This repository contains the code to reproduce the winning solution for the first subtask of the AXOLOTL24 shared task on Explainable Semantic Change Modeling. A detailed description of our approach is provided in our paper:
1. Prepare your environment
If you want to exactly reproduce our environment, use Python 3.9.19.
(Optional) create a new environment. E.g. if you use conda:
conda create -n deepchange_axolotl python=3.9.19
conda activate deepchange_axolotl
Install dependencies:
# install the requirements
pip install -r requirements.txt
# OR use precise package versions to ensure reproduction
pip install -r requirements.lock
2. Run the full reproduction script
cd code
bash repro.sh
Note: you can use -c option to use cached results and -d option to download embeddings insted of generating them.
3. Results
ARI_fi ARI_ru ARI_de F1_fi F1_ru F1_de
AggloM 0.581 0.044 0.492 0.674 0.639 0.695
AggloM_FiEnRu 0.631 0.035 0.485 0.731 0.640 0.639
WSD_GR 0.589 0.041 0.386 0.692 0.721 0.694
WSD_GR_FiEnRu 0.645 0.048 0.521 0.753 0.750 0.745
WSD_GR_FiSG 0.638 0.059 0.543 0.752 0.729 0.758
WSD_GR_Ru 0.572 0.043 0.446 0.679 0.748 0.705
WSI_agglomerative 0.209 0.259 0.316 0.055 0.152 0.042
cluster2sense 0.209 0.259 0.316 0.392 0.346 0.432
outlier2cluster_fi 0.646 0.047 0.480 0.753 0.747 0.745
outlier2cluster_ru 0.274 0.247 0.322 0.410 0.645 0.510
Note: the results for the Finnish dataset are slightly different from our results in the competition.

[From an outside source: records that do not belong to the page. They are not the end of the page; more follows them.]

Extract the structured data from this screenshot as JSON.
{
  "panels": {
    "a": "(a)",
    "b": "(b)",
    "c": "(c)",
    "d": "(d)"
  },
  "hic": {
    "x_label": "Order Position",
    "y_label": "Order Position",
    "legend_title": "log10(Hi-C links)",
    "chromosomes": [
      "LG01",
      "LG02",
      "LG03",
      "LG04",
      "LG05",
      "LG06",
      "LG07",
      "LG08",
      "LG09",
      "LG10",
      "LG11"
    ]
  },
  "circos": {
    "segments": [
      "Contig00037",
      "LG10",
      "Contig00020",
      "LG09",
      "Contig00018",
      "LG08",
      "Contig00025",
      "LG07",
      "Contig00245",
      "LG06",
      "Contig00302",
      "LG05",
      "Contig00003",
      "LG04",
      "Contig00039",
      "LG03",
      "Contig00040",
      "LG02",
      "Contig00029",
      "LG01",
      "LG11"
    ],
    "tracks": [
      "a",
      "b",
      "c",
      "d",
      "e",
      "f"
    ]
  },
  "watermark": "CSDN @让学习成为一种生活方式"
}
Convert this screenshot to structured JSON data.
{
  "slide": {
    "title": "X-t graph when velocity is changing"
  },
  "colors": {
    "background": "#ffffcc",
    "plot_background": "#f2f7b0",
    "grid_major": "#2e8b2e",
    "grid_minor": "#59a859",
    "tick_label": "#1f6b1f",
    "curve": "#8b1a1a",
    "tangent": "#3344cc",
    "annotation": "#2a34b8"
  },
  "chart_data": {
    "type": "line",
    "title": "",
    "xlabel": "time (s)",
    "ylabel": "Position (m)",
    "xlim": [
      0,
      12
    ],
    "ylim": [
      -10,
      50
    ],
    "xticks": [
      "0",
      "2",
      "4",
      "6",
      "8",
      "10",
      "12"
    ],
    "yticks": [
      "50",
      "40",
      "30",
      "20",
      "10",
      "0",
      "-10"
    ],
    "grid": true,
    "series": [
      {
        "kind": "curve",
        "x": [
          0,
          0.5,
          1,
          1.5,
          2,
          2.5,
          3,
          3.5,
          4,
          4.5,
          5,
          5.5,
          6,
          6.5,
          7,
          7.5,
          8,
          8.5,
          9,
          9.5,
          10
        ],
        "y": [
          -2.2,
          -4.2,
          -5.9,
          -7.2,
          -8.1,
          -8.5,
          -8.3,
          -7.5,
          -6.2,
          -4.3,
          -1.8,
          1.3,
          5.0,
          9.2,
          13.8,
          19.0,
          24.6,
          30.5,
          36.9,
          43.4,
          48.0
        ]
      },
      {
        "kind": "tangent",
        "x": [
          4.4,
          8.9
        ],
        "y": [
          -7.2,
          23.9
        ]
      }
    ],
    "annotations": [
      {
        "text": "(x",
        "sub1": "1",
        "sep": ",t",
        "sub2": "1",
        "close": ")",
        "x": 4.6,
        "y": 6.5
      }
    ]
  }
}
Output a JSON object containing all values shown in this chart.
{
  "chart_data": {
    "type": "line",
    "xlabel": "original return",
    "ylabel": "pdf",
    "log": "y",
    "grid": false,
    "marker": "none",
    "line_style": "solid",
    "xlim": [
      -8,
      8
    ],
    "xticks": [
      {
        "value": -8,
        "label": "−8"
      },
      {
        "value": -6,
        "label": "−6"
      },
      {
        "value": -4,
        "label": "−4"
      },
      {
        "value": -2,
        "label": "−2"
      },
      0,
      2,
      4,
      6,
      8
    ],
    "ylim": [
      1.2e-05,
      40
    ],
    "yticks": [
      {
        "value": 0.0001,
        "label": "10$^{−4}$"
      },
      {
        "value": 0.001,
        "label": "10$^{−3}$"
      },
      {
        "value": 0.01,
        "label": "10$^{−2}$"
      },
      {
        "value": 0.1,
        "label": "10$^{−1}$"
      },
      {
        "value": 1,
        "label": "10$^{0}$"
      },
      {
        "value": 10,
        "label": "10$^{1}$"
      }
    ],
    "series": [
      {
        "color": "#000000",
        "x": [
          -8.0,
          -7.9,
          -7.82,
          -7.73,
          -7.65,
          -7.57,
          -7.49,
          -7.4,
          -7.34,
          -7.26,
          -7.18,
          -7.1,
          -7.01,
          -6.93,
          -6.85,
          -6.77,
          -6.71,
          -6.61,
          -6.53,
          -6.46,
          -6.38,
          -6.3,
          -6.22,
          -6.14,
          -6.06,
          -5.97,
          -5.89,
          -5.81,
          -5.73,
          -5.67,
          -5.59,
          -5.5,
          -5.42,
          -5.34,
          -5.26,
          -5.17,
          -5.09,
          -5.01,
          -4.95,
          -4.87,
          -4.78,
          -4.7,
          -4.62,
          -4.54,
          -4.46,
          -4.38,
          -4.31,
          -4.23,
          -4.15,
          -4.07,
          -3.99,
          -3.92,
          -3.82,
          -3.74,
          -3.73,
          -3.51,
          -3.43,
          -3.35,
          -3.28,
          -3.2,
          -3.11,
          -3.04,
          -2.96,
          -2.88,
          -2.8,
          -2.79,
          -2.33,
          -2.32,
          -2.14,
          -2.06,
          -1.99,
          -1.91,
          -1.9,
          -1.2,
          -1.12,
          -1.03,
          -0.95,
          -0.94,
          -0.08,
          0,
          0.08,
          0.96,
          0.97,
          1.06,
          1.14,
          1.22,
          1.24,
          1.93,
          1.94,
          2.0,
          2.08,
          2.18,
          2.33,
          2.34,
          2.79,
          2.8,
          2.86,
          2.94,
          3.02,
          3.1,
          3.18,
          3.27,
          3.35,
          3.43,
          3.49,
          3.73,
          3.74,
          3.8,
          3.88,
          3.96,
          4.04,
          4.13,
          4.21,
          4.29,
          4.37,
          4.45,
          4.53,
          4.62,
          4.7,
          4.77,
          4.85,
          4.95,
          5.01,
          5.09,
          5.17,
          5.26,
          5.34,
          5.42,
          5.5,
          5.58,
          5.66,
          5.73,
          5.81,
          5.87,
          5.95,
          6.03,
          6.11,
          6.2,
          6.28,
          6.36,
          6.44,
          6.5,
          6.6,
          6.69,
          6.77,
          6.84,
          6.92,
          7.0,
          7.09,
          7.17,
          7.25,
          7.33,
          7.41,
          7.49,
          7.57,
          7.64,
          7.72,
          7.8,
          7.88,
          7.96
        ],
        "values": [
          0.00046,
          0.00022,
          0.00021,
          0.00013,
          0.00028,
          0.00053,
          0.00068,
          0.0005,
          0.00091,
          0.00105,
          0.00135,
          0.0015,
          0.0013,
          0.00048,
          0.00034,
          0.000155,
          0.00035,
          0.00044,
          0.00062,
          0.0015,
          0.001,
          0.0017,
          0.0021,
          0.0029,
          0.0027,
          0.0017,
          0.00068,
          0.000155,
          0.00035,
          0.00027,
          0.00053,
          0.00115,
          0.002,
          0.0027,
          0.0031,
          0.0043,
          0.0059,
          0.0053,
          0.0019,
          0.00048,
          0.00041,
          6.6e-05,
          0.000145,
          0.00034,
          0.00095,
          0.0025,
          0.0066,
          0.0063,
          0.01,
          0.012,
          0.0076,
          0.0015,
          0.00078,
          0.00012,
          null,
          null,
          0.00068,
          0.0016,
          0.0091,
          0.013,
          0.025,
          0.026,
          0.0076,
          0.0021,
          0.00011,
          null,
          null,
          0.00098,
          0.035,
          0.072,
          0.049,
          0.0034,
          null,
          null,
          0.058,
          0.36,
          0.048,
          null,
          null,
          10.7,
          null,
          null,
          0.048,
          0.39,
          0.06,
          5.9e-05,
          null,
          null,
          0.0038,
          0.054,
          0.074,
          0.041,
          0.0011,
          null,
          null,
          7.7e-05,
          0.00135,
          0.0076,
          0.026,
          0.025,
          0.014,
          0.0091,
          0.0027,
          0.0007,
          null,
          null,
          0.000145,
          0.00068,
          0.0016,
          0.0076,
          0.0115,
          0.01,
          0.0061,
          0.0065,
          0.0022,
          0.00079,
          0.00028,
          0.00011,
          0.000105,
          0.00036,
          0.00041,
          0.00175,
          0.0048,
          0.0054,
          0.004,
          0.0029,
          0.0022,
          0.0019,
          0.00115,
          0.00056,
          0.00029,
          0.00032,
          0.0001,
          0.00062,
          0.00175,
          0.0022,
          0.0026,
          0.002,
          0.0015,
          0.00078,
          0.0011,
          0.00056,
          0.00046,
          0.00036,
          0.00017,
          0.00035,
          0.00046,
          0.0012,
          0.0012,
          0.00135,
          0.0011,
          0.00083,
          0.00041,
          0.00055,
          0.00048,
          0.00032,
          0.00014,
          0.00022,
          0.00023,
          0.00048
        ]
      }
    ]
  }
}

4. Improvements after publication
Some methods were improved by using different embeddings for WSI model. WSI_agglomerative_improved - WSI_agglomerative with embeddings generated by GR_FiEnRu. Improved versions of cluster2sense and outlier2cluster_ru use WSI_agglomerative_improved lables instead of WSI_agglomerative. The results are the following:
ARI_fi ARI_ru ARI_de F1_fi F1_ru F1_de
method
WSI_agglomerative 0.209 0.259 0.316 0.055 0.152 0.042
WSI_agglomerative_improved 0.265 0.304 0.445 0.055 0.152 0.042
cluster2sense 0.209 0.259 0.316 0.392 0.346 0.432
cluster2sense_improved 0.265 0.304 0.445 0.398 0.289 0.465
outlier2cluster_ru 0.274 0.247 0.322 0.410 0.645 0.510
outlier2cluster_ru_improved 0.276 0.254 0.326 0.410 0.645 0.510
To reproduce them run:
bash improvements.sh
5. Retrain the models
Refer to code/finetune_GR.sh. You may need to edit the script according to your hardware.